Nel nostro genere, solitamente le bands non alzano il volume dei loro CD in maniera esagerata, ed il rock melodico è ancora per la gran parte immune da questo problema. Ma la sensazione che i compact disc più vecchi offrano una qualità audio regolarmente superiore ai prodotti moderni è giustificata non solo dalle maggiori cure in fatto di registrazione che si avevano nel passato, ma anche dalla superiore dinamica che la distanza dal fatidico valore di 0 dBFS garantiva… ed ecco che arriviamo al sottotitolo di questo scritto. Oggi, tanti dischi dei Big 80s vengono ripubblicati previo remastering. In certi casi l’operazione viene condotta a regola d’arte (la mia ristampa rimasterizzata di ‘Frontiers’ dei Journey ha un suono semplicemente stellare) ma in altri? Siamo certi che il remastering non riduca la resa fonica, appiattendo la dinamica? Che tra un po’ dovremo guardare con sospetto anche le ristampe? Che chi desidera cogliere quei dettagli e quelle sfumature che fanno la differenza, potendo scegliere tra una ristampa ed un originale si troverà forzato a scegliere l’originale (se riesce a trovarlo e chissà a quale prezzo)?

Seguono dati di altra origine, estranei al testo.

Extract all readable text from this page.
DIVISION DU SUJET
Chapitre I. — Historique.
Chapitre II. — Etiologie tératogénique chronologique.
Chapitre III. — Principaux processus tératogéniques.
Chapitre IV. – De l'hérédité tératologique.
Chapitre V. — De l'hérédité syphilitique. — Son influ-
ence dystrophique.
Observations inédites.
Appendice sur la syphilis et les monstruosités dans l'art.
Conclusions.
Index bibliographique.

Non sto montando una tempesta in un bicchiere d’acqua né proponendo la proverbiale questione fatta di lana caprina. La faccenda è seria e vi basta consultare qualcuno dei collegamenti nella pagina di Wiki che ho linkato più sopra per rendervene conto, voglio qui riportare solo una dichiarazione di Greg Ladanyi, ingegnere del suono, che intervistato a proposito del suo lavoro su 'IV' dei Toto, disse: “La mancanza di compressione durante il mastering non era un problema come accade oggi, e la grande dinamica dei Toto come band poteva arrivare in tutta la sua pienezza all’ascoltatore. Al giorno d’oggi, ogni album ha un suono terribilmente compresso. L’abilità di un musicista nel suonare con tutta l’anima sta nell’estensione della sua dinamica: quando la escludi dal mix, l’ascoltatore finisce per non instaurare alcuna relazione con il musicista ed il suo modo di esprimersi”. La dinamica di una registrazione, difatti, è una delle chiavi di volta del sound: quando in una canzone sovraincidi una dozzina o più di tracce, il loro bilanciamento è fondamentale, e la chiave di questo bilanciamento, oltre al posizionamento nello spazio sonoro, è il volume rispettivo di ogni singola traccia. Ma se i volumi vengono spiaccicati verso l’alto, praticamente l’uno sull’altro, l’effetto sarà solo una cacofonia assordante e non c’è sistema hi-fi che possa migliorare la qualità di una fonte audio tanto disastrata all’origine. Il punto, però, è: tutto questo a chi importa davvero? Solo agli ingegneri del suono, pare, e a quei quattro gatti che ascoltano ancora musica tramite impianti stereo veri. Nel panorama attuale, dominato dalla Maligna Trinità, dalle casse autoamplificate collegate ai PC e dai sistemi mini/compatti da dieci watt a canale, quello che conta è solo avere più volume. Non so, o piuttosto non voglio, immaginare a cosa porterà in futuro tutto questo: le conclusioni non sarebbero tanto diverse da quelle a cui sono arrivato nel pezzo che ho scritto sul (triste) destino dell’industria discografica. E il fatto che il mio pessimismo sia, in questa circostanza, condiviso dalla totalità di coloro che operano nel ramo tecnico in quella stessa industria, non contribuisce a dare qualche pennellata di rosa ad un panorama nero come il carbone.